The Bourbon Thief(74)
“I know you,” she said.
“You better know me,” he said. “We’re married.”
“Didn’t I burn you?”
“You sure tried, Rotten.”
Rotten...as soon as he said the word she knew him.
“Levi.”
“That’s me. You know who you are?” he asked, raising a glass bottle to her lips again. She tried to take it from his hands but found her own hands shook too hard to hold it.
“Let me do it. You can’t even hold your hands up.”
“I can do it.” Her voice sounded faded and frayed to her ears. She held the bottle still just to prove she could and took long deep sips from it. Slowly she returned to herself, feeling like she’d been wrenched out of a dream and wasn’t quite sure yet what was real and what had been the dream.
“Levi,” she said, setting the bottle on the stone bench beside her. Except it wasn’t a bench, only a slab of rock.

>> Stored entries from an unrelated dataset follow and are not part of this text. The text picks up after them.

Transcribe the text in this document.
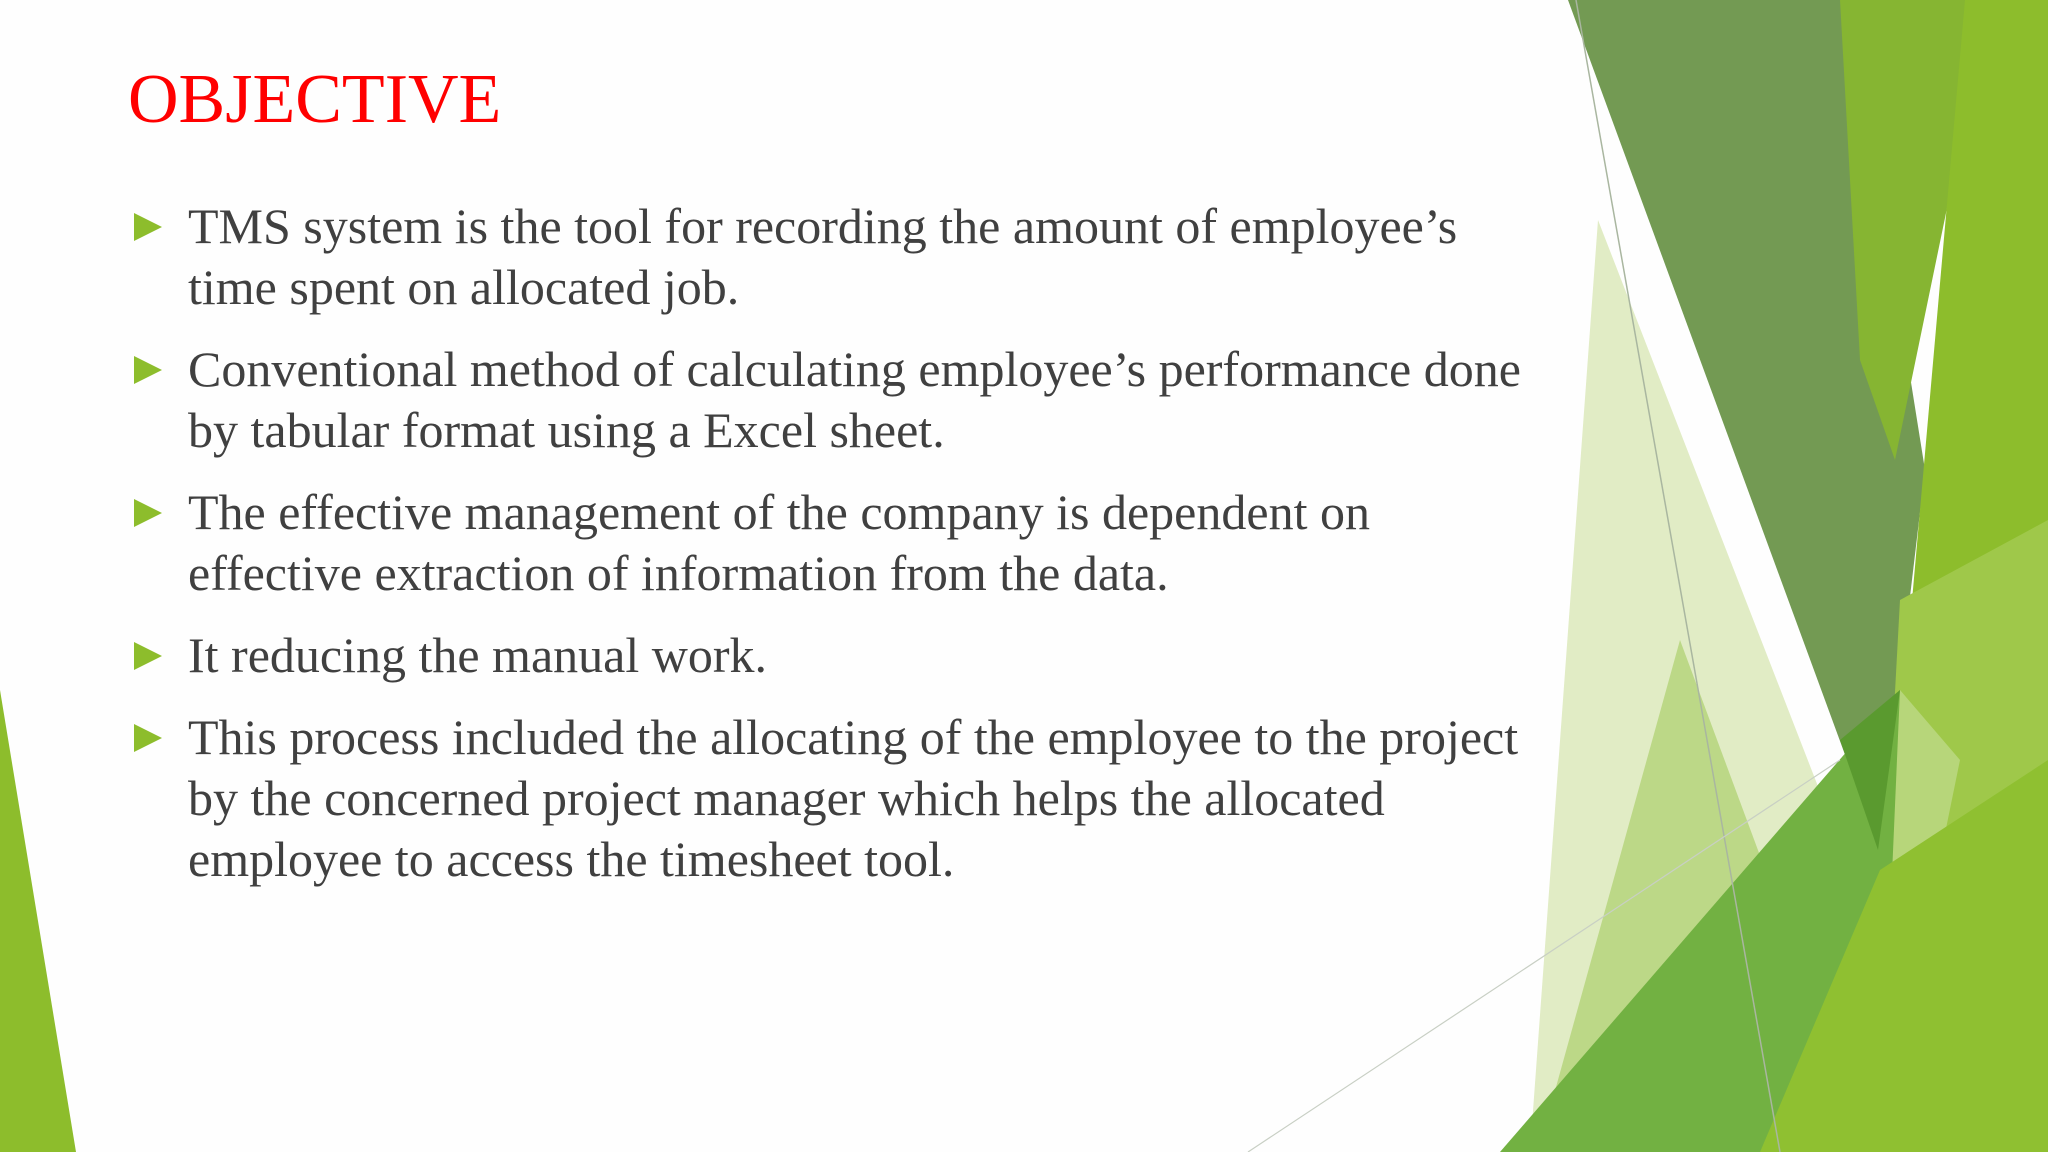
OBJECTIVE
TMS system is the tool for recording the amount of employee’s time spent on allocated job.
Conventional method of calculating employee’s performance done by tabular format using a Excel sheet.
The effective management of the company is dependent on effective extraction of information from the data.
It reducing the manual work.
This process included the allocating of the employee to the project by the concerned project manager which helps the allocated employee to access the timesheet tool.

“That’s my name. You know yours?”
“Tamara.”
“Tamara what?”
She met his eyes and saw anger in them, and behind the anger, fear.
“Maddox,” she said.
“Close enough.”
Tamara raised a hand to her head and made herself remember things she didn’t want to remember. Her name was Tamara Belle Maddox. She was seventeen years old. She was married to Levi Shelby. She wasn’t... No, she was definitely not married to Julien St. Croix. That had only been a dream.
“Tamara, do you have any idea how much you scared me?”
“I scared you? That’s funny.” She gave a little drunken laugh as if she’d been sucking down a bottle of bourbon instead of water.
“Do you know how long you’ve been gone?”
She shook her head.
“Two days, Tamara. Two entire days I’ve been out here with Bowen and White Dog trying to find you. Bowen went to get the police.”
“No. No police. They’ll call Momma.”
“I think that’s the least of our worries.”
“She’s the most of our worries.”
Tamara rubbed her forehead, where a knot of pain lived and throbbed behind her eyes.
“Two days, Tamara. Did you hear me? Two days you’ve been gone. You’re lucky you’re alive.”
She looked down at her body, her ankle, red and swollen, the cuts and scrapes on her legs from ankle to knee. Her hands were filthy, dirt under her fingernails and blood on her palms from catching her fall on a rock. Levi gently held a white handkerchief to her face and she saw it come away with blood.
“I am?”
“Tamara, are you all right?” Levi asked. He took her face in his hands and looked deep into her eyes as if seeking out signs of damage.
“No.”
“I didn’t think so. Come on, let’s get you to the hospital.”
“I don’t need a hospital.”
“You just said—”
“I don’t need a hospital. I don’t need a doctor. I need...”
“What do you need? Tell me. I’ll get it for you.”
“I need you to not hate me.”
Levi’s head jerked back, and he narrowed his eyes at her.
“Why do you think I hate you?”
“Because you don’t care about me. You said so yourself.”
Levi sighed—heavily—and stood up. She didn’t like to be sitting when he stood. His size scared her. He could hurt her so easily if he wanted to—especially here in the middle of nowhere. Where was she, anyway? She glanced around, saw a clearing edged with oak trees, saw a line of black bricks, the remnant of a stone path.
“I care about you,” he said. His arms were crossed over his chest—his big arms, his broad chest.
“You said you know about Granddaddy, about him trying to have a son.”
“Yeah, I know. Bowen told me. Listen, Tamara, what your grandfather did to your mother was awful. It was. But it’s no excuse to clear-cut this entire island. I’ve heard of temper tantrums, but that just takes the cake.”
“What do you mean what my grandfather did to my mother?”
“Just what I said he did two days ago.” His brow furrowed and he looked at her again like she had a screw or two loose. Maybe she did. She was certain he’d said he knew and didn’t care that Granddaddy had tried to rape her and get her pregnant. But he hadn’t meant her. He meant Momma?
“What did my grandfather do to Momma?”
“I thought you knew. You acted like it.” He shrugged, sighed again. “Bowen says that’s why your daddy killed himself. He came home from a business trip and found your mother in bed with his own father, with my father.”
“Momma and Granddaddy?” Her mind was spinning.
Levi slowly nodded his head. “He wanted a baby boy apparently. He had three sons at the time—one dead, one not interested in having children and one with a black mother. So he was sleeping with your mother, trying to get her to have his baby so everyone would think it was Nash’s baby. Considering the kind of woman your mother has proved herself to be, I imagine she went along with this for the sake of staying in your grandfather’s good graces. And probably for money, too.”